TopBP1 activates ATR-ATRIP complexes independently of RPA. (A) Wild-type ATR-ATRIP or ATR-ATRIPΔN complexes were isolated from transfected 293T cells and incubated with recombinant wild-type TopBP1 978-1286 (WT) or TopBP1 978-1286 W1145R (WR), Phas1 substrate, and [γ-³²P]ATP. Kinase reaction mixtures were separated by SDS-PAGE, stained with Coomassie blue, and exposed to film (³²P). A duplicate gel was blotted and probed with anti-ATRIP and anti-ATR antibodies (WB). (B) Wild-type ATR-ATRIP or kinase-dead ATR-ATRIP immune complexes were isolated from transfected 293T cells and incubated with recombinant TopBP1 and/or RPA heterotrimer in the presence of Phas1 substrate and [γ-³²P]ATP. Kinase reaction mixtures were separated by SDS-PAGE, stained with Coomassie blue or blotted, and exposed to film (³²P) or probed with anti-ATR antibodies (WB). (C and D) 293T cells stably expressing siRNA-resistant ATRIP, ATRIPΔN, or empty vector control were transfected with ATRIP siRNA to deplete endogenous ATRIP. Two days after siRNA transfection, the cells were transfected with GFP-TopB1 978-1286 expression construct.
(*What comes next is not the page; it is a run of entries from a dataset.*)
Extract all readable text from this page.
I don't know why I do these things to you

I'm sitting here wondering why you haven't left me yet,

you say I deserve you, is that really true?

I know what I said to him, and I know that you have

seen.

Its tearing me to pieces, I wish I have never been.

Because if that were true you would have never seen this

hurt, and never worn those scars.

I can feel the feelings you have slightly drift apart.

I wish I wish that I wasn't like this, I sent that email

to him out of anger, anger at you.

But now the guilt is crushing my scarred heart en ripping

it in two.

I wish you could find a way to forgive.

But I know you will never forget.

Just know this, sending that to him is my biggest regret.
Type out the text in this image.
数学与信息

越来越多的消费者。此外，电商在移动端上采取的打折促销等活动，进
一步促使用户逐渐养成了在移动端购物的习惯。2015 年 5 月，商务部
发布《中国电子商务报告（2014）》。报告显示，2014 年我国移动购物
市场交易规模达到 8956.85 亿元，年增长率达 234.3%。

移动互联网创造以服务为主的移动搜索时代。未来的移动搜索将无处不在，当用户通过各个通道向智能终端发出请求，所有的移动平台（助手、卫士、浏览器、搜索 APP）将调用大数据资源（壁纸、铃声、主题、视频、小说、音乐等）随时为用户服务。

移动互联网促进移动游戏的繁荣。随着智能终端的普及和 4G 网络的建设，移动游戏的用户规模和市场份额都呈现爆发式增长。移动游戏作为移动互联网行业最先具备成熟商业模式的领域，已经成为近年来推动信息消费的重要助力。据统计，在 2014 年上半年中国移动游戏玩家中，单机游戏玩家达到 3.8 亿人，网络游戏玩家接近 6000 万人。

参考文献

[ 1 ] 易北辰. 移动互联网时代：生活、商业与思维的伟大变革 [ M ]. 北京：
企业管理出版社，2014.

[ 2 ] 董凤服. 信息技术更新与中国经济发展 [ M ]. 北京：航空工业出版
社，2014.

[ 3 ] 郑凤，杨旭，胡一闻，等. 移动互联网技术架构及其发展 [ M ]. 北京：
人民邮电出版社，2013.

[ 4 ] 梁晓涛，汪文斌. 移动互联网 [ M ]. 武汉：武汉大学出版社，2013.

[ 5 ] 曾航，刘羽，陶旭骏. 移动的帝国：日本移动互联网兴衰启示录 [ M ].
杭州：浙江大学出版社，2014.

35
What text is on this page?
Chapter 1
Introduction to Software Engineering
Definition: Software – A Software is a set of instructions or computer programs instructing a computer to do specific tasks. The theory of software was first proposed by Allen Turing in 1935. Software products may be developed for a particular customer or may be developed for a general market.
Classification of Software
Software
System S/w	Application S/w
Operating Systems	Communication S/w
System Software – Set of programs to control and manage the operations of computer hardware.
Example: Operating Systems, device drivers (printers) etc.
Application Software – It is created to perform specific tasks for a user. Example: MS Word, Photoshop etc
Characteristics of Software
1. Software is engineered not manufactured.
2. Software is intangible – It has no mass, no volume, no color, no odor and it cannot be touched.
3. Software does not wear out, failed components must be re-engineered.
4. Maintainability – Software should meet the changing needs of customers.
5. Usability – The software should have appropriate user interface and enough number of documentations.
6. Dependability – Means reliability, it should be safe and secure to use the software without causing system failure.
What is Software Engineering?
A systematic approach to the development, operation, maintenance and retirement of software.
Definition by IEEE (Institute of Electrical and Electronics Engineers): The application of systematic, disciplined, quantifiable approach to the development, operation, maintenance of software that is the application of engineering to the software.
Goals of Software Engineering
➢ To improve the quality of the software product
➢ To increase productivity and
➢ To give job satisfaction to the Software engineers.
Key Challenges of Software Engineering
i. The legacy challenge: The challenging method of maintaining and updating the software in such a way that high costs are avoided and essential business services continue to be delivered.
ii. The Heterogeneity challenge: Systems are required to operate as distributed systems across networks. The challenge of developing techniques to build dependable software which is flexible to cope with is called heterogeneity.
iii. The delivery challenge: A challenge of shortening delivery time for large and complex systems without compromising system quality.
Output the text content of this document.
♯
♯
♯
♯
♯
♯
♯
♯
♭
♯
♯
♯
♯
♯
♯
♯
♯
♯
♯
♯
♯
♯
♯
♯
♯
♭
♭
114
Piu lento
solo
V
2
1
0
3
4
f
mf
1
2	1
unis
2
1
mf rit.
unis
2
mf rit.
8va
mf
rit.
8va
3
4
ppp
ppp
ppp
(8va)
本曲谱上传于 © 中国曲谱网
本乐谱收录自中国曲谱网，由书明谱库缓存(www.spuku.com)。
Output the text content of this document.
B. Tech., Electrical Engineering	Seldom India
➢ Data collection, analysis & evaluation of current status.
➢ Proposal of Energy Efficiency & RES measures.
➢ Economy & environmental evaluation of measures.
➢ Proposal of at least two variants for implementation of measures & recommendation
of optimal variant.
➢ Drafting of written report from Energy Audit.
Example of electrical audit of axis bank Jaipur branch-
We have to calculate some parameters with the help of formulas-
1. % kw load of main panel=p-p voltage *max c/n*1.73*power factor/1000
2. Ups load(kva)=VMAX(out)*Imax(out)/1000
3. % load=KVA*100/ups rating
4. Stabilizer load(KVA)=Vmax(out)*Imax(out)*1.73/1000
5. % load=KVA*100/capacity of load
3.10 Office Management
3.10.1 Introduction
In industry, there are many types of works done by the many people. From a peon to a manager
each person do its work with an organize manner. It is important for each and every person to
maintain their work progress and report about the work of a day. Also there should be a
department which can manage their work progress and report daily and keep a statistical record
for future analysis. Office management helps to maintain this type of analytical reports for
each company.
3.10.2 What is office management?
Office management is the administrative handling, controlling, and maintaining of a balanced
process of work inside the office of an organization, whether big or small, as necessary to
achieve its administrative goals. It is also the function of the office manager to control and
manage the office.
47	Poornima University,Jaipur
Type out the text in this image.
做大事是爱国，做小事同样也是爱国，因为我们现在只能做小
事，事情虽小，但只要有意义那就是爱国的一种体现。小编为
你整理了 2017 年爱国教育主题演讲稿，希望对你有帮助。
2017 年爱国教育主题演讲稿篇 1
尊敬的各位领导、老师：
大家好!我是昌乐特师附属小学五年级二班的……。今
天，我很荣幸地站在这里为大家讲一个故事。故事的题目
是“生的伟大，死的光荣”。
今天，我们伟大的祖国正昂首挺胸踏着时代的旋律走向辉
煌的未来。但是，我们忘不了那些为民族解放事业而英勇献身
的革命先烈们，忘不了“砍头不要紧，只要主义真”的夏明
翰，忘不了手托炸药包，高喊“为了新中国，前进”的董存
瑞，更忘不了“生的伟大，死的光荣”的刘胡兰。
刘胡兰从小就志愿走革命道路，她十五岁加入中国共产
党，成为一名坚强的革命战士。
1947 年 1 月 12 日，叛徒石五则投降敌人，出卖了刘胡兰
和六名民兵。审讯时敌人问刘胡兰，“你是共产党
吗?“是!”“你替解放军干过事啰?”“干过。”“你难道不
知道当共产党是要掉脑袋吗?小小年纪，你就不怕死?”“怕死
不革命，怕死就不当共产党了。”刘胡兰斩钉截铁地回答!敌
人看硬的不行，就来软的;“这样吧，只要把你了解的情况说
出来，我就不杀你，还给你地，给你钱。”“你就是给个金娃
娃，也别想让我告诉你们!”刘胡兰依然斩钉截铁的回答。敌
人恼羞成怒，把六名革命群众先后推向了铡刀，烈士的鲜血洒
Twenty-four hours later the cells were fixed and stained with antibodies to γH2AX. (C) Representative images collected on a Zeiss Axioplan microscope with the same exposure times. (D) Quantitation of the percentages of the GFP-TopBP1-expressing cells that contained phosphorylated H2AX. Error bars represent standard deviations. The inset presents a Western blot showing the relative expression levels of ATRIP and ATRIPΔN.